Testcases, compilation, code review, documentation, IDE intellisense

This obviously gets harder the larger the amount of code copilot is being asked to generate. But good software engineering practises still stand. Try to keep your functions and modules small and to the point.

> For example I can't draw faces but I can recognize a badly drawn face. If I ask an AI: Please draw me a 35 year old man with receding hair and crooked teeth I can quickly validate the result is fit for purpose.

But code is not a face: you can't easily judge if it's correct or not, if you could you wouldn't need copilot in the first place, so now you have to trust it's correct and, if it isn't, you need to search for the correct answer anyway.

They provided an example situation right under "For example a scenario may be:".

Their experience matches mine in my use of copilot.

Verifying is inherently both easier and less energy intensive than producing.

I can critique a great book I couldn't write. I can marvel at John Carmack's early iD code without having been able to come up with it. I can be immensely impressed by what golfers produce for a mundane problem.

I'm not saying this is what copilot produces, but the concept could absolutely be useful, in theory.

I used copilot to learn the crufty parts of bash and to pick up swift from zero. The smaller the problem you're trying to solve the easier it is for copilot to generate it perfectly for you.

Think of it like a snippet engine on steroids. It's a huge value add.

>How do you know it was what you were after?

By testing it

>but at that point what's the value add for copilot?

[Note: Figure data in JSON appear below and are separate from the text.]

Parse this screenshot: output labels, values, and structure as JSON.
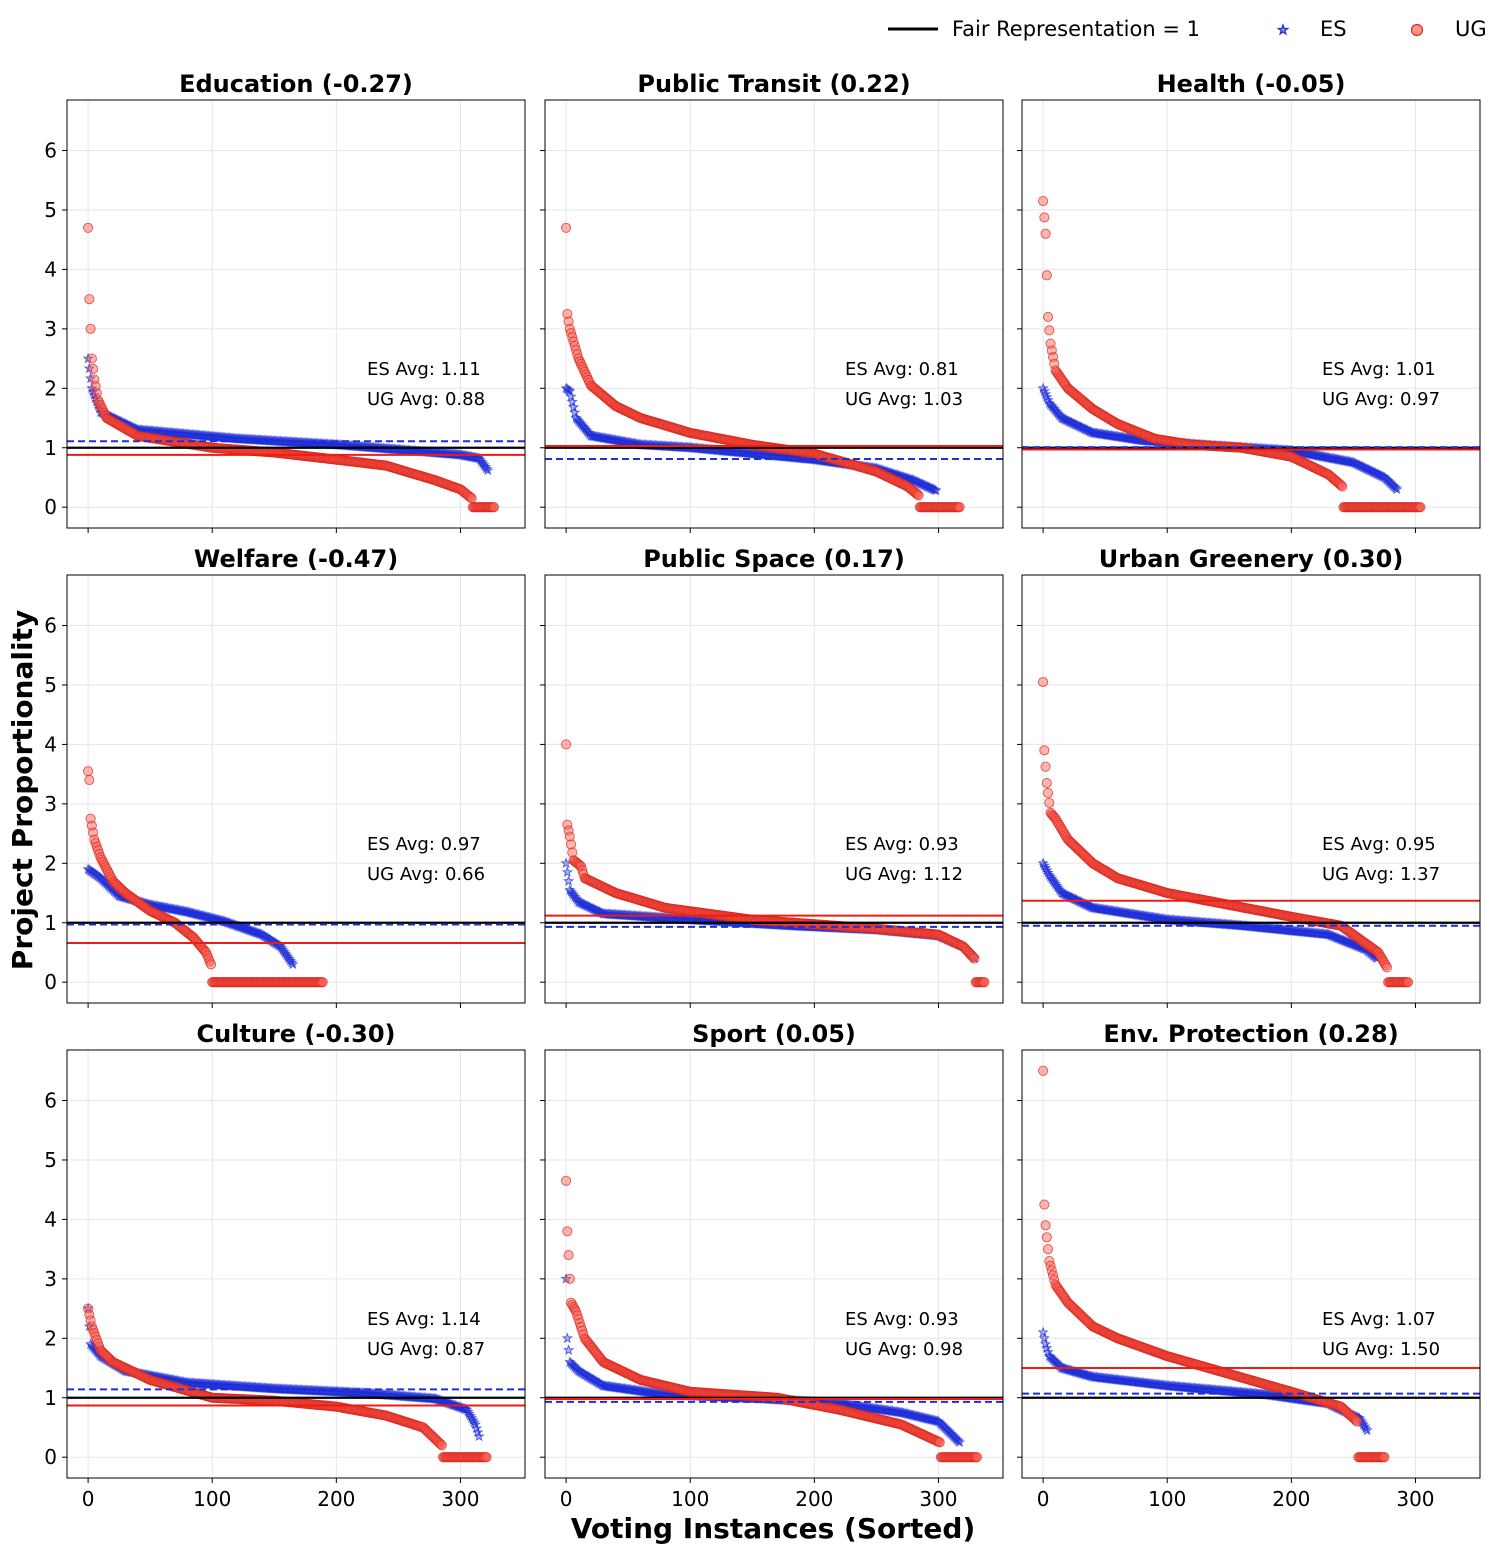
{
  "chart_data": {
    "type": "scatter",
    "xlabel": "Voting Instances (Sorted)",
    "ylabel": "Project Proportionality",
    "xlim": [
      -17,
      352
    ],
    "ylim": [
      -0.35,
      6.85
    ],
    "xticks": [
      0,
      100,
      200,
      300
    ],
    "yticks": [
      0,
      1,
      2,
      3,
      4,
      5,
      6
    ],
    "grid": true,
    "legend": {
      "position": "top-right",
      "entries": [
        {
          "label": "Fair Representation = 1",
          "kind": "line",
          "color": "#000000"
        },
        {
          "label": "ES",
          "kind": "star",
          "color": "#1f2fd8"
        },
        {
          "label": "UG",
          "kind": "circle",
          "color": "#ff3b30"
        }
      ]
    },
    "colors": {
      "es": "#1f2fd8",
      "ug": "#ff3b30",
      "fair": "#000000"
    },
    "panels": [
      {
        "title": "Education (-0.27)",
        "es_avg": 1.11,
        "ug_avg": 0.88,
        "es_avg_label": "ES Avg: 1.11",
        "ug_avg_label": "UG Avg: 0.88",
        "es": {
          "n": 323,
          "profile": [
            [
              0,
              2.5
            ],
            [
              3,
              2.0
            ],
            [
              10,
              1.6
            ],
            [
              40,
              1.3
            ],
            [
              120,
              1.15
            ],
            [
              200,
              1.05
            ],
            [
              260,
              0.95
            ],
            [
              300,
              0.88
            ],
            [
              315,
              0.82
            ],
            [
              322,
              0.62
            ]
          ]
        },
        "ug": {
          "n": 328,
          "zero_start": 310,
          "profile": [
            [
              0,
              4.7
            ],
            [
              1,
              3.5
            ],
            [
              3,
              2.5
            ],
            [
              5,
              2.15
            ],
            [
              8,
              1.8
            ],
            [
              15,
              1.5
            ],
            [
              40,
              1.2
            ],
            [
              100,
              1.0
            ],
            [
              150,
              0.92
            ],
            [
              200,
              0.8
            ],
            [
              240,
              0.7
            ],
            [
              280,
              0.45
            ],
            [
              300,
              0.3
            ],
            [
              309,
              0.15
            ]
          ]
        }
      },
      {
        "title": "Public Transit (0.22)",
        "es_avg": 0.81,
        "ug_avg": 1.03,
        "es_avg_label": "ES Avg: 0.81",
        "ug_avg_label": "UG Avg: 1.03",
        "es": {
          "n": 299,
          "profile": [
            [
              0,
              2.0
            ],
            [
              3,
              1.95
            ],
            [
              8,
              1.5
            ],
            [
              20,
              1.2
            ],
            [
              60,
              1.05
            ],
            [
              100,
              1.0
            ],
            [
              150,
              0.9
            ],
            [
              200,
              0.8
            ],
            [
              250,
              0.65
            ],
            [
              280,
              0.45
            ],
            [
              298,
              0.28
            ]
          ]
        },
        "ug": {
          "n": 318,
          "zero_start": 285,
          "profile": [
            [
              0,
              4.7
            ],
            [
              1,
              3.25
            ],
            [
              3,
              3.0
            ],
            [
              10,
              2.5
            ],
            [
              20,
              2.05
            ],
            [
              40,
              1.7
            ],
            [
              60,
              1.5
            ],
            [
              100,
              1.25
            ],
            [
              150,
              1.05
            ],
            [
              200,
              0.9
            ],
            [
              250,
              0.6
            ],
            [
              275,
              0.35
            ],
            [
              284,
              0.2
            ]
          ]
        }
      },
      {
        "title": "Health (-0.05)",
        "es_avg": 1.01,
        "ug_avg": 0.97,
        "es_avg_label": "ES Avg: 1.01",
        "ug_avg_label": "UG Avg: 0.97",
        "es": {
          "n": 286,
          "profile": [
            [
              0,
              2.0
            ],
            [
              5,
              1.75
            ],
            [
              15,
              1.5
            ],
            [
              40,
              1.25
            ],
            [
              80,
              1.12
            ],
            [
              140,
              1.03
            ],
            [
              200,
              0.95
            ],
            [
              250,
              0.75
            ],
            [
              275,
              0.5
            ],
            [
              285,
              0.3
            ]
          ]
        },
        "ug": {
          "n": 305,
          "zero_start": 242,
          "profile": [
            [
              0,
              5.15
            ],
            [
              2,
              4.6
            ],
            [
              4,
              3.2
            ],
            [
              6,
              2.75
            ],
            [
              10,
              2.3
            ],
            [
              20,
              2.0
            ],
            [
              40,
              1.65
            ],
            [
              60,
              1.4
            ],
            [
              90,
              1.15
            ],
            [
              120,
              1.05
            ],
            [
              160,
              1.0
            ],
            [
              200,
              0.85
            ],
            [
              230,
              0.55
            ],
            [
              241,
              0.35
            ]
          ]
        }
      },
      {
        "title": "Welfare (-0.47)",
        "es_avg": 0.97,
        "ug_avg": 0.66,
        "es_avg_label": "ES Avg: 0.97",
        "ug_avg_label": "UG Avg: 0.66",
        "es": {
          "n": 166,
          "profile": [
            [
              0,
              1.9
            ],
            [
              10,
              1.75
            ],
            [
              25,
              1.45
            ],
            [
              50,
              1.3
            ],
            [
              80,
              1.18
            ],
            [
              110,
              1.02
            ],
            [
              140,
              0.8
            ],
            [
              155,
              0.6
            ],
            [
              165,
              0.3
            ]
          ]
        },
        "ug": {
          "n": 190,
          "zero_start": 100,
          "profile": [
            [
              0,
              3.55
            ],
            [
              1,
              3.4
            ],
            [
              2,
              2.75
            ],
            [
              5,
              2.4
            ],
            [
              10,
              2.1
            ],
            [
              20,
              1.7
            ],
            [
              30,
              1.5
            ],
            [
              50,
              1.2
            ],
            [
              70,
              1.0
            ],
            [
              85,
              0.75
            ],
            [
              95,
              0.5
            ],
            [
              99,
              0.3
            ]
          ]
        }
      },
      {
        "title": "Public Space (0.17)",
        "es_avg": 0.93,
        "ug_avg": 1.12,
        "es_avg_label": "ES Avg: 0.93",
        "ug_avg_label": "UG Avg: 1.12",
        "es": {
          "n": 330,
          "profile": [
            [
              0,
              2.0
            ],
            [
              3,
              1.55
            ],
            [
              10,
              1.35
            ],
            [
              30,
              1.15
            ],
            [
              100,
              1.05
            ],
            [
              180,
              0.95
            ],
            [
              250,
              0.88
            ],
            [
              300,
              0.78
            ],
            [
              320,
              0.6
            ],
            [
              329,
              0.4
            ]
          ]
        },
        "ug": {
          "n": 338,
          "zero_start": 330,
          "profile": [
            [
              0,
              4.0
            ],
            [
              1,
              2.65
            ],
            [
              3,
              2.45
            ],
            [
              6,
              2.05
            ],
            [
              12,
              1.95
            ],
            [
              15,
              1.75
            ],
            [
              40,
              1.5
            ],
            [
              80,
              1.25
            ],
            [
              150,
              1.05
            ],
            [
              250,
              0.9
            ],
            [
              300,
              0.8
            ],
            [
              320,
              0.6
            ],
            [
              329,
              0.4
            ]
          ]
        }
      },
      {
        "title": "Urban Greenery (0.30)",
        "es_avg": 0.95,
        "ug_avg": 1.37,
        "es_avg_label": "ES Avg: 0.95",
        "ug_avg_label": "UG Avg: 1.37",
        "es": {
          "n": 270,
          "profile": [
            [
              0,
              2.0
            ],
            [
              5,
              1.8
            ],
            [
              15,
              1.5
            ],
            [
              40,
              1.25
            ],
            [
              100,
              1.05
            ],
            [
              160,
              0.95
            ],
            [
              230,
              0.8
            ],
            [
              260,
              0.55
            ],
            [
              269,
              0.4
            ]
          ]
        },
        "ug": {
          "n": 295,
          "zero_start": 278,
          "profile": [
            [
              0,
              5.05
            ],
            [
              1,
              3.9
            ],
            [
              3,
              3.35
            ],
            [
              6,
              2.85
            ],
            [
              10,
              2.75
            ],
            [
              20,
              2.4
            ],
            [
              40,
              2.0
            ],
            [
              60,
              1.75
            ],
            [
              100,
              1.5
            ],
            [
              150,
              1.3
            ],
            [
              200,
              1.1
            ],
            [
              240,
              0.95
            ],
            [
              270,
              0.5
            ],
            [
              277,
              0.25
            ]
          ]
        }
      },
      {
        "title": "Culture (-0.30)",
        "es_avg": 1.14,
        "ug_avg": 0.87,
        "es_avg_label": "ES Avg: 1.14",
        "ug_avg_label": "UG Avg: 0.87",
        "es": {
          "n": 316,
          "profile": [
            [
              0,
              2.5
            ],
            [
              2,
              1.9
            ],
            [
              10,
              1.7
            ],
            [
              30,
              1.45
            ],
            [
              80,
              1.25
            ],
            [
              150,
              1.15
            ],
            [
              220,
              1.08
            ],
            [
              280,
              0.98
            ],
            [
              305,
              0.8
            ],
            [
              312,
              0.55
            ],
            [
              315,
              0.35
            ]
          ]
        },
        "ug": {
          "n": 322,
          "zero_start": 286,
          "profile": [
            [
              0,
              2.5
            ],
            [
              3,
              2.2
            ],
            [
              10,
              1.8
            ],
            [
              20,
              1.6
            ],
            [
              50,
              1.3
            ],
            [
              100,
              1.0
            ],
            [
              150,
              0.95
            ],
            [
              200,
              0.85
            ],
            [
              240,
              0.7
            ],
            [
              270,
              0.5
            ],
            [
              285,
              0.2
            ]
          ]
        }
      },
      {
        "title": "Sport (0.05)",
        "es_avg": 0.93,
        "ug_avg": 0.98,
        "es_avg_label": "ES Avg: 0.93",
        "ug_avg_label": "UG Avg: 0.98",
        "es": {
          "n": 318,
          "profile": [
            [
              0,
              3.0
            ],
            [
              1,
              2.0
            ],
            [
              3,
              1.6
            ],
            [
              10,
              1.45
            ],
            [
              30,
              1.2
            ],
            [
              80,
              1.05
            ],
            [
              160,
              0.98
            ],
            [
              220,
              0.9
            ],
            [
              270,
              0.75
            ],
            [
              300,
              0.6
            ],
            [
              317,
              0.25
            ]
          ]
        },
        "ug": {
          "n": 332,
          "zero_start": 302,
          "profile": [
            [
              0,
              4.65
            ],
            [
              1,
              3.8
            ],
            [
              2,
              3.4
            ],
            [
              4,
              2.6
            ],
            [
              8,
              2.45
            ],
            [
              15,
              2.0
            ],
            [
              30,
              1.6
            ],
            [
              60,
              1.3
            ],
            [
              100,
              1.1
            ],
            [
              170,
              1.0
            ],
            [
              220,
              0.8
            ],
            [
              270,
              0.55
            ],
            [
              301,
              0.25
            ]
          ]
        }
      },
      {
        "title": "Env. Protection (0.28)",
        "es_avg": 1.07,
        "ug_avg": 1.5,
        "es_avg_label": "ES Avg: 1.07",
        "ug_avg_label": "UG Avg: 1.50",
        "es": {
          "n": 262,
          "profile": [
            [
              0,
              2.1
            ],
            [
              2,
              1.9
            ],
            [
              5,
              1.7
            ],
            [
              15,
              1.5
            ],
            [
              40,
              1.35
            ],
            [
              100,
              1.2
            ],
            [
              180,
              1.05
            ],
            [
              230,
              0.9
            ],
            [
              255,
              0.65
            ],
            [
              261,
              0.45
            ]
          ]
        },
        "ug": {
          "n": 276,
          "zero_start": 254,
          "profile": [
            [
              0,
              6.5
            ],
            [
              1,
              4.25
            ],
            [
              2,
              3.9
            ],
            [
              5,
              3.3
            ],
            [
              10,
              2.9
            ],
            [
              20,
              2.6
            ],
            [
              40,
              2.2
            ],
            [
              60,
              2.0
            ],
            [
              100,
              1.7
            ],
            [
              150,
              1.4
            ],
            [
              200,
              1.1
            ],
            [
              240,
              0.85
            ],
            [
              253,
              0.6
            ]
          ]
        }
      }
    ]
  }
}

Not having to look up the docs and writing it yourself.

Right, I don't know why people are so invested in minimizing how powerful this tool is. I have never properly learned Javascript but I can write Javascript using Copilot because copilot doesn't really make syntax errors, and I can recognize correct semantics, e.g. is it probably doing what I mean for it to do. And then I can, as you say, just test it.

It also bears repeating that Copilot will only get better.